Bu yeniden yapılandırma süreci, Nisan 2025’te CEO koltuğuna oturan Ivan Espinosa’nın liderliğinde şekillenen daha geniş çaplı bir dönüşüm planının temel bir parçasını oluşturuyor. Nissan, dünya genelinde iş gücünde %15 oranında azalmaya gitmeyi ve üretim kapasitesini yıllık 2,5 milyon araca düşürmeyi hedefliyor. Şirketin bu hamleyle yaklaşık 3,4 milyar dolarlık tasarruf sağlaması bekleniyor.
Nissan ayakta kalmaya çalışıyor, efsane marka batıyor mu?

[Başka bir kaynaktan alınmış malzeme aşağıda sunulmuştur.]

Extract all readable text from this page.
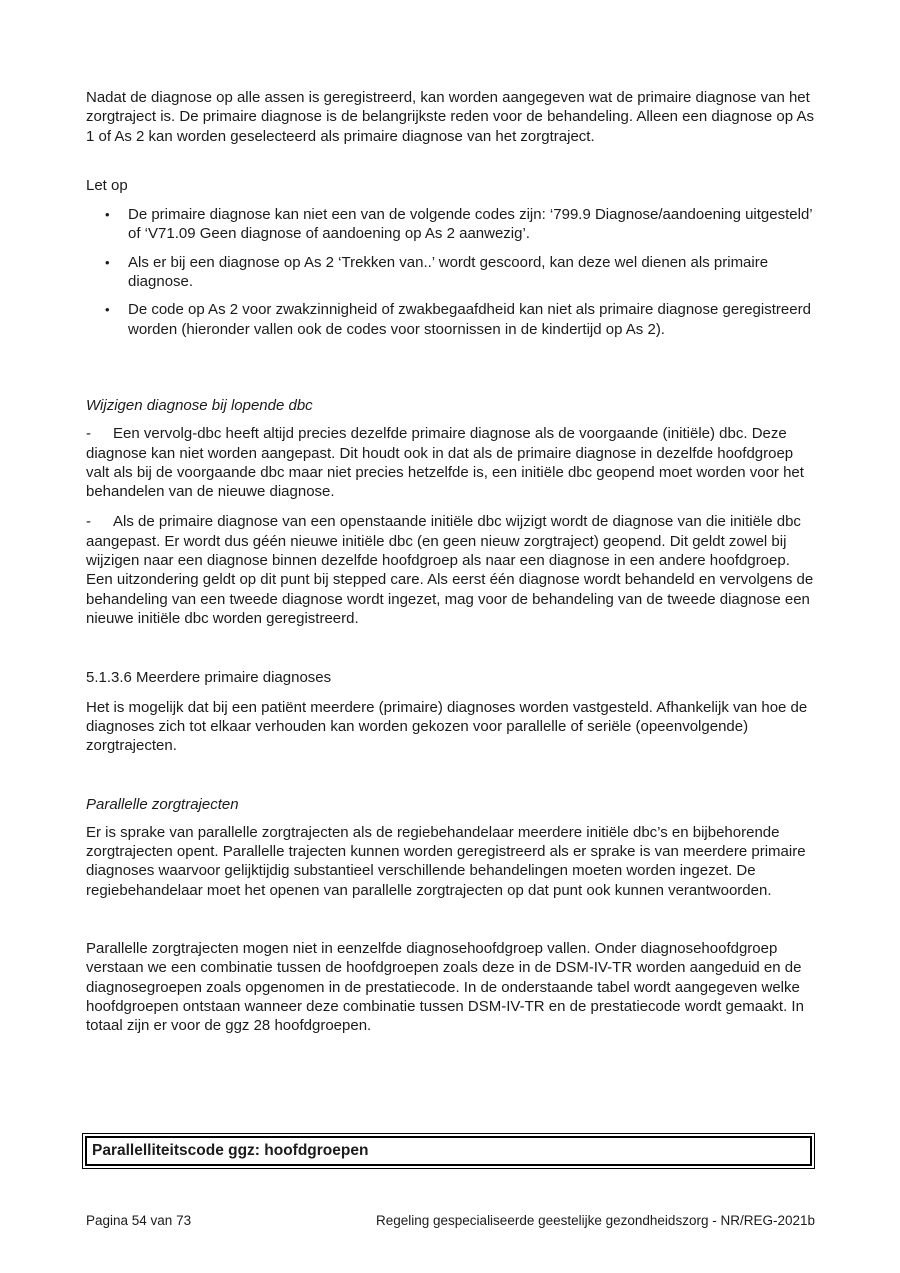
Nadat de diagnose op alle assen is geregistreerd, kan worden aangegeven wat de primaire diagnose van het zorgtraject is. De primaire diagnose is de belangrijkste reden voor de behandeling. Alleen een diagnose op As 1 of As 2 kan worden geselecteerd als primaire diagnose van het zorgtraject.

Let op

•	De primaire diagnose kan niet een van de volgende codes zijn: ‘799.9 Diagnose/aandoening uitgesteld’ of ‘V71.09 Geen diagnose of aandoening op As 2 aanwezig’.
•	Als er bij een diagnose op As 2 ‘Trekken van..’ wordt gescoord, kan deze wel dienen als primaire diagnose.
•	De code op As 2 voor zwakzinnigheid of zwakbegaafdheid kan niet als primaire diagnose geregistreerd worden (hieronder vallen ook de codes voor stoornissen in de kindertijd op As 2).

Wijzigen diagnose bij lopende dbc

- Een vervolg-dbc heeft altijd precies dezelfde primaire diagnose als de voorgaande (initiële) dbc. Deze diagnose kan niet worden aangepast. Dit houdt ook in dat als de primaire diagnose in dezelfde hoofdgroep valt als bij de voorgaande dbc maar niet precies hetzelfde is, een initiële dbc geopend moet worden voor het behandelen van de nieuwe diagnose.

- Als de primaire diagnose van een openstaande initiële dbc wijzigt wordt de diagnose van die initiële dbc aangepast. Er wordt dus géén nieuwe initiële dbc (en geen nieuw zorgtraject) geopend. Dit geldt zowel bij wijzigen naar een diagnose binnen dezelfde hoofdgroep als naar een diagnose in een andere hoofdgroep. Een uitzondering geldt op dit punt bij stepped care. Als eerst één diagnose wordt behandeld en vervolgens de behandeling van een tweede diagnose wordt ingezet, mag voor de behandeling van de tweede diagnose een nieuwe initiële dbc worden geregistreerd.

5.1.3.6 Meerdere primaire diagnoses

Het is mogelijk dat bij een patiënt meerdere (primaire) diagnoses worden vastgesteld. Afhankelijk van hoe de diagnoses zich tot elkaar verhouden kan worden gekozen voor parallelle of seriële (opeenvolgende) zorgtrajecten.

Parallelle zorgtrajecten

Er is sprake van parallelle zorgtrajecten als de regiebehandelaar meerdere initiële dbc’s en bijbehorende zorgtrajecten opent. Parallelle trajecten kunnen worden geregistreerd als er sprake is van meerdere primaire diagnoses waarvoor gelijktijdig substantieel verschillende behandelingen moeten worden ingezet. De regiebehandelaar moet het openen van parallelle zorgtrajecten op dat punt ook kunnen verantwoorden.

Parallelle zorgtrajecten mogen niet in eenzelfde diagnosehoofdgroep vallen. Onder diagnosehoofdgroep verstaan we een combinatie tussen de hoofdgroepen zoals deze in de DSM-IV-TR worden aangeduid en de diagnosegroepen zoals opgenomen in de prestatiecode. In de onderstaande tabel wordt aangegeven welke hoofdgroepen ontstaan wanneer deze combinatie tussen DSM-IV-TR en de prestatiecode wordt gemaakt. In totaal zijn er voor de ggz 28 hoofdgroepen.

Parallelliteitscode ggz: hoofdgroepen
Pagina 54 van 73	Regeling gespecialiseerde geestelijke gezondheidszorg - NR/REG-2021b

Yalnızca personel sayısında değil, üretim tesislerinde de ciddi bir daralma öngörülüyor. Nissan, daha verimli ve odaklı bir yapı kurabilmek adına üretim tesislerinin sayısını 17’den 10’a indirmeyi planlıyor. Bu kapsamda, Meksika’daki Civac fabrikasının Mart 2026’da, Japonya’daki Oppama tesisinin Mart 2028’de ve Nissan-Shatai’ye bağlı Shonan fabrikasının ise 2027 yılının Mart ayında kapatılacağı duyuruldu.
Bu değişikliklerin, özellikle Çin ve ABD gibi büyük pazarlarda yaşanan performans düşüşüne karşı alınan stratejik önlemler olduğu ifade ediliyor. Uzmanlara göre Nissan’ın bu adımı, şirketin geçmişteki agresif büyüme politikalarının yarattığı mali yükü hafifletmeyi ve daha sürdürülebilir bir yapıya geçişi amaçlıyor.
Nissan’ın bu hamlesi, yalnızca şirketin geleceğini değil, aynı zamanda küresel otomotiv sektöründeki dengeleri de etkileme potansiyeline sahip. Önümüzdeki aylarda bu dönüşüm planının etkileri daha net şekilde ortaya çıkacak gibi görünüyor.